That Ain’t Right: Assessing LLM Performance on QA in African American and West African English Dialects
Published in Proceedings of the 9th Widening NLP Workshop, Conference on Empirical Methods in Natural Language Processing (EMNLP), 2025
Recommended citation: Coggins, W., Jasmine McKenzie, Sangpil Youm, Pradham Mummaleti, Juan Gilbert, Eric Ragan, and Bonnie Dorr. That Ain’t Right: Assessing LLM Performance on QA in African American and West African English Dialects, Proceedings of the 9th Widening NLP Workshop, Conference on Empirical Methods in Natural Language Processing (EMNLP), Suzhou, China, pp. 123–129, 2025. https://aclanthology.org/2025.winlp-main.21/
As Large Language Models (LLMs) gain mainstream public usage, understanding how users interact with them becomes increasingly important.

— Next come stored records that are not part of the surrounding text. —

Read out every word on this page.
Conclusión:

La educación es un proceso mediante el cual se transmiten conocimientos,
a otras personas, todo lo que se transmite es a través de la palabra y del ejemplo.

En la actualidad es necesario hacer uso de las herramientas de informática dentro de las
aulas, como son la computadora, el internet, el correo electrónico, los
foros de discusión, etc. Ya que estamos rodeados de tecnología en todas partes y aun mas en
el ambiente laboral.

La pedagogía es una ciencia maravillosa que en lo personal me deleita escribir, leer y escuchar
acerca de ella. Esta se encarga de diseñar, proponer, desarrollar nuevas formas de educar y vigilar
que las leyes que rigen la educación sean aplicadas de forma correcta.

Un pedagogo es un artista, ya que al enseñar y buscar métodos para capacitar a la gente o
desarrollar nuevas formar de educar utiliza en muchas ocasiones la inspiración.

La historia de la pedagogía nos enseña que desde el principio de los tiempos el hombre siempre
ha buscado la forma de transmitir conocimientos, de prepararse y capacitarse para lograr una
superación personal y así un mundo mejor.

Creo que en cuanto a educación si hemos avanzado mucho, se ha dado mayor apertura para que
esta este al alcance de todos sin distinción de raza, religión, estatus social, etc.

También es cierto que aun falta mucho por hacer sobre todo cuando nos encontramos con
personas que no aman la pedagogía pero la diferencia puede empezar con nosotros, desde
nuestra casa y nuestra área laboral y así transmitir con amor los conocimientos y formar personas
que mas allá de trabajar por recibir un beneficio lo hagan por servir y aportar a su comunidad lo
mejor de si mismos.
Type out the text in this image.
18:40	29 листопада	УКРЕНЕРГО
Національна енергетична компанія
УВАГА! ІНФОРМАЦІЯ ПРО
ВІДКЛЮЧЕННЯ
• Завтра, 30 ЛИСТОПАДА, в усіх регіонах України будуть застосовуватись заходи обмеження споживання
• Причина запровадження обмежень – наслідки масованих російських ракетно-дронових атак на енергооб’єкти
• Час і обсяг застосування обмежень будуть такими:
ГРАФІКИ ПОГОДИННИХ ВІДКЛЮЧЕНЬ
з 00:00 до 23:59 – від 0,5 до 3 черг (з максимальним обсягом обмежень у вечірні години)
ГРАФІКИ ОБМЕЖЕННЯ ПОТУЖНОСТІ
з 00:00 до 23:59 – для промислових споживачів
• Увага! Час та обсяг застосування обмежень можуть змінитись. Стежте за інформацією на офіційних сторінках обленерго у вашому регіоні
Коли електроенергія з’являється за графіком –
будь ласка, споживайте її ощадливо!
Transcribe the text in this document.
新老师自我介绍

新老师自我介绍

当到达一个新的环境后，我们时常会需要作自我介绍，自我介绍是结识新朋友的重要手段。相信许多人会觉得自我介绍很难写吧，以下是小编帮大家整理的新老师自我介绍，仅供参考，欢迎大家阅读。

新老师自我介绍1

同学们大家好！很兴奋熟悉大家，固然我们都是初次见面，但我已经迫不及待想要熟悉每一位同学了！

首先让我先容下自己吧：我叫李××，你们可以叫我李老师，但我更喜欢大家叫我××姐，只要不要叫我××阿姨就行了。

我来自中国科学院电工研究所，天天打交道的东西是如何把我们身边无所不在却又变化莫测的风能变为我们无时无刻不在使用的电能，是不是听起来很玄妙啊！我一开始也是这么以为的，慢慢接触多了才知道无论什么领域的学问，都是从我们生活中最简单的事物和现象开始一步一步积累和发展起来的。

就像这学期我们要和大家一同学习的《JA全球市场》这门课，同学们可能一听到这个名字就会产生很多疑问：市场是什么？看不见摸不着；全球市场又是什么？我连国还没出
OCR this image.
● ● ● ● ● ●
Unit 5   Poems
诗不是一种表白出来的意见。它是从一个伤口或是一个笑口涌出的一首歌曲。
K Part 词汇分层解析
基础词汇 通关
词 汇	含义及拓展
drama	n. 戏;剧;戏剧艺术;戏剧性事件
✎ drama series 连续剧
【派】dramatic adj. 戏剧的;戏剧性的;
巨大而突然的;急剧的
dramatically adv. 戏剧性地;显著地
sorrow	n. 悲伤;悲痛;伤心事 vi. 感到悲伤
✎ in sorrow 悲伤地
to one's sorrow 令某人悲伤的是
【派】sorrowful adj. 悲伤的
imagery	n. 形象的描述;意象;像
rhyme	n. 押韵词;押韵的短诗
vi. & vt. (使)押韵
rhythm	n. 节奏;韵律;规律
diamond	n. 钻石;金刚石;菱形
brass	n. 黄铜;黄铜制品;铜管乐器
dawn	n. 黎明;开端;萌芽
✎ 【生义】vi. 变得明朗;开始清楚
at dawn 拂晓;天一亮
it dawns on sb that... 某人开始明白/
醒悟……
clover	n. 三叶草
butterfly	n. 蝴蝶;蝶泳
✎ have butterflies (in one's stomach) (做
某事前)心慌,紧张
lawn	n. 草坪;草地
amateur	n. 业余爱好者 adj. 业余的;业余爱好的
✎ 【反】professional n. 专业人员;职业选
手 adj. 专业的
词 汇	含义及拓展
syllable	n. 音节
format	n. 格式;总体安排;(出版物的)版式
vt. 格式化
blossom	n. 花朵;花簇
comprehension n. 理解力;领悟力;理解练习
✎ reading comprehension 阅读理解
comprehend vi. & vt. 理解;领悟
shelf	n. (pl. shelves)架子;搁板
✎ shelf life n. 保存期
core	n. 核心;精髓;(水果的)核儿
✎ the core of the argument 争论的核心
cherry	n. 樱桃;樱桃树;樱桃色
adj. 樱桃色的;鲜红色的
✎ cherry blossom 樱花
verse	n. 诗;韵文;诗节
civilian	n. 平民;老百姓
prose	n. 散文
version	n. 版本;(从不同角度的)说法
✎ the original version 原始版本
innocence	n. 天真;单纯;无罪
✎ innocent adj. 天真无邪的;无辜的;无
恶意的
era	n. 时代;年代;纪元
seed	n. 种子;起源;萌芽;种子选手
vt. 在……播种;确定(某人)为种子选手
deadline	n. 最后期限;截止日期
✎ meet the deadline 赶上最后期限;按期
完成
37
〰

Limited variety in training data raises concerns about LLM reliability across different language inputs. To explore this, we test several LLMs using functionally equivalent prompts expressed in different English dialects. We frame this analysis using Question-Answer (QA) pairs, which allow us to detect and evaluate appropriate and anomalous model behavior. We contribute a cross-LLM testing method and a new QA dataset translated into AAVE and WAPE variants. Results show a notable drop in accuracy for one dialect relative to the baseline.